ABC, the network that's proud to give the world PEOPLE WHO FEAR PEOPLE, doesn't think CLERKS is an ABC kind of show. Which raises the question of why ABC even agreed to buy the show in the first place. Smith had shopped it around everywhere else, including ABC, which initially didn't want it; when it looked like UPN might give CLERKS a 12-episode commitment, Michael Eisner suddenly got interested, and based on Smith's pitch ABC bought the show. Then, apparently, Eisner and Bob Iger actually saw the episodes and decided to bump CLERKS from a March airdate to late May, because according to Smith, they didn't get it. Smith considered buying the episodes back from ABC and editing them together into a feature-length CLERKS cartoon, but then he thought better of it, essentially deciding "Fuck it, let ABC run it." But then, of course, they ran it for only two episodes.

Smith has talked about putting the six episodes out as a couple of tapes or a single DVD; here's hoping legal issues don't muddy the waters, because I really would like to see the remaining four eps.
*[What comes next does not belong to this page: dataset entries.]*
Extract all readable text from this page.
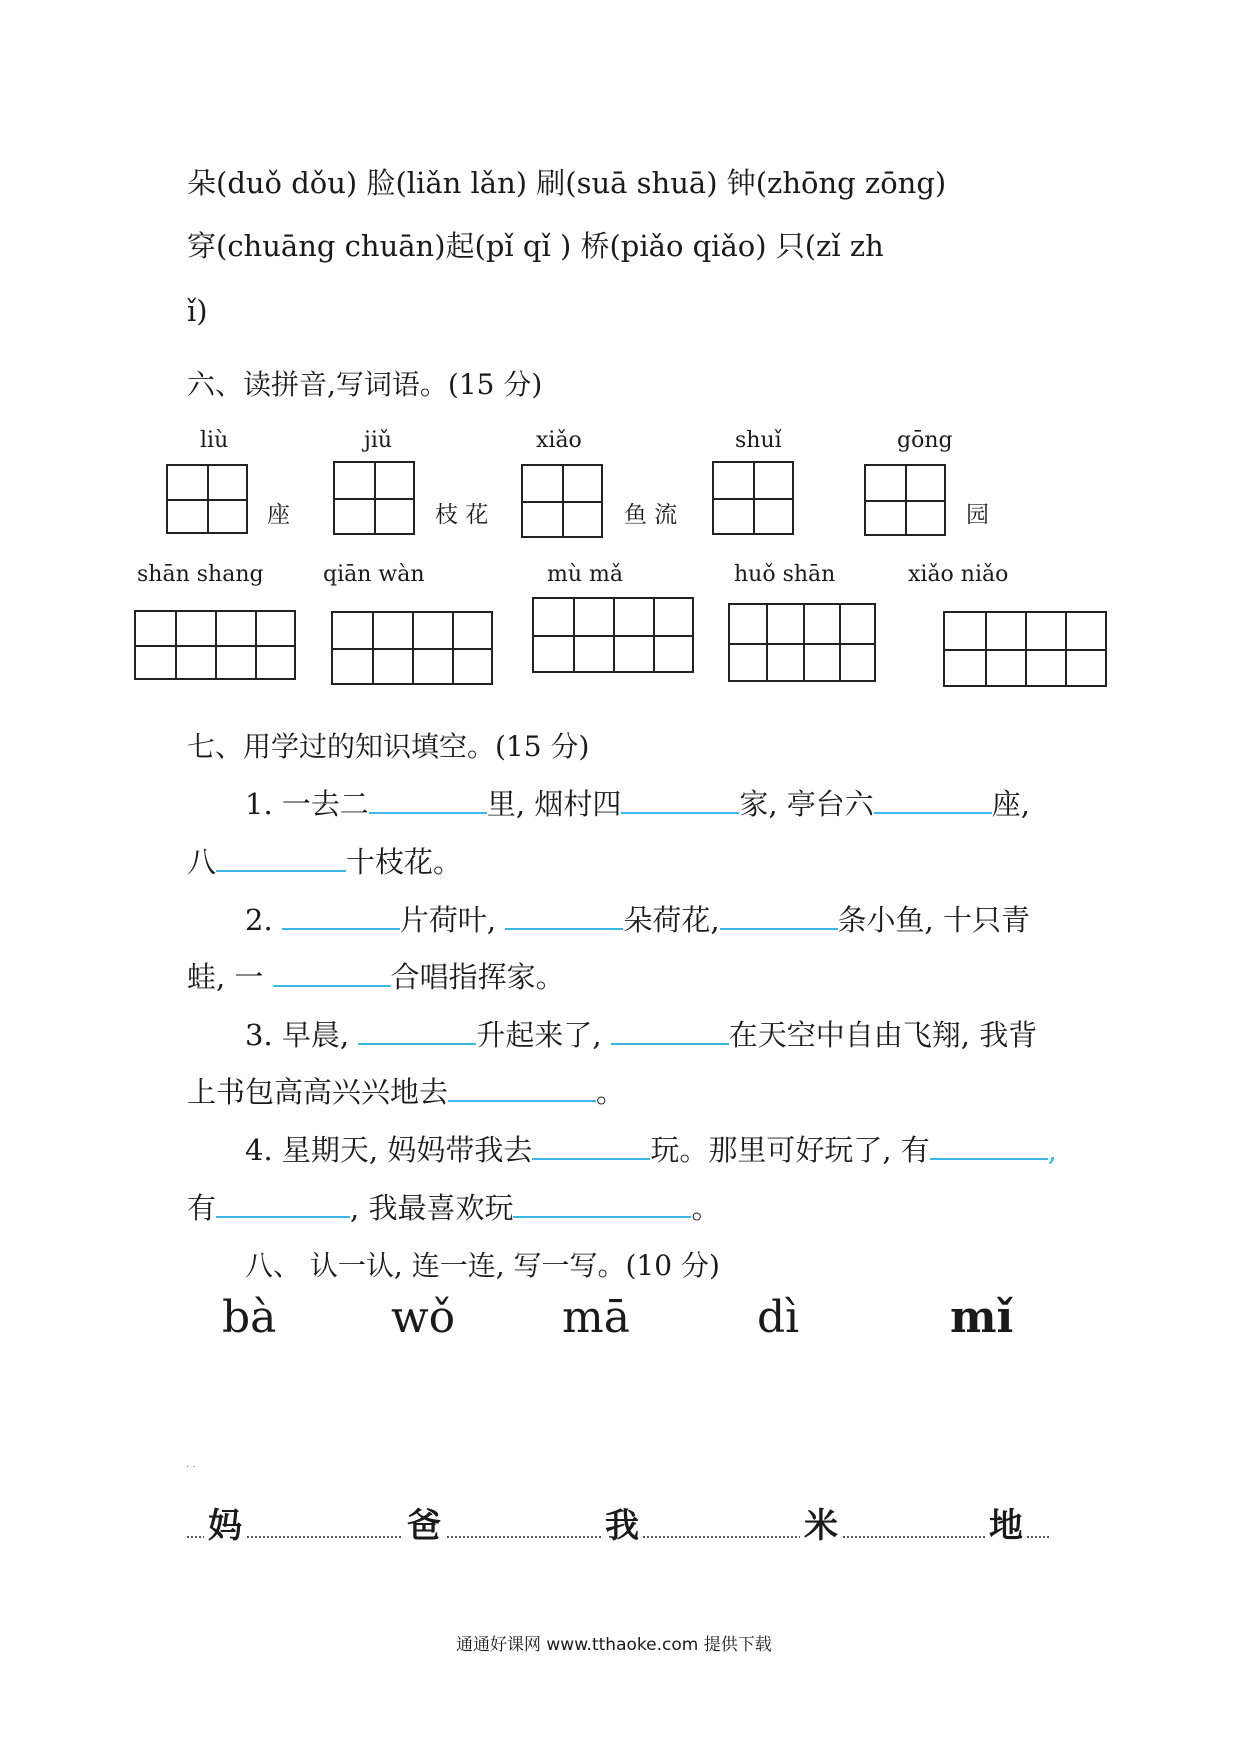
朵(duǒ dǒu) 脸(liǎn lǎn) 刷(suā shuā) 钟(zhōng zōng)
穿(chuāng chuān)起(pǐ qǐ ) 桥(piǎo qiǎo) 只(zǐ zh
ǐ)
六、读拼音,写词语。(15 分)
liù	jiǔ	xiǎo	shuǐ	gōng
座	枝 花	鱼 流	园
shān shang	qiān wàn	mù mǎ	huǒ shān	xiǎo niǎo
七、用学过的知识填空。(15 分)
1. 一去二	里, 烟村四	家, 亭台六	座,
八	十枝花。
2.	片荷叶,	朵荷花,	条小鱼, 十只青
蛙, 一	合唱指挥家。
3. 早晨,	升起来了,	在天空中自由飞翔, 我背
上书包高高兴兴地去	。
4. 星期天, 妈妈带我去	玩。那里可好玩了, 有	,
有	, 我最喜欢玩	。
八、 认一认, 连一连, 写一写。(10 分)
bà	wǒ mā	dì	mǐ
· ·
妈	爸	我	米	地
通通好课网 www.tthaoke.com 提供下载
I also hope they restore the infamous "Flintstone's List" bit that had to be cut from the second aired episode. (It's available for RealPlayer download on the web, of course. I've seen it. It's fuckin' evil, and fuckin' funny. Also fuckin' brief -- maybe 10 seconds total.) Not to mention putting the episodes in order; I have it on good authority (from an unnamed correspondent who saw all 6 episodes on a review screener) that ABC was airing them out of order.

Increasingly, the networks aren't the place to go for fresh, original programming anyway. If you want something stupid to decompress in front of after a hard day at work, the networks are your best bet. But if you want daring stuff -- frequently more daring than anything you'll see in a movie theater -- you have to go to HBO or Showtime. If the networks keep reaming artists like Lynch and Smith (two otherwise completely opposite directors who can now co-chair the "I Got Fucked by ABC" support group), nobody of talent will come to the networks, and we'll see yet more uninspired sitcoms with obnoxious people in their twenties, and yet more "reality-based" shows or game shows swiped from other countries. This is not the kind of atmosphere in which a TWIN PEAKS or a ST. ELSEWHERE would last more than two episodes. If X-FILES -- originally a slow starter which took about a season to hit its stride -- premiered today, it'd be gone faster than you can say HARSH REALM.

Why would anyone even want to work for a network that puts WHO WANTS TO BE A MILLIONAIRE on four times a week? I can see it now -- each network will gradually scale back its schedule until it only airs a handful of proven hits, and of course endless reruns thereof. Come to think of it, that's kind of what they do now.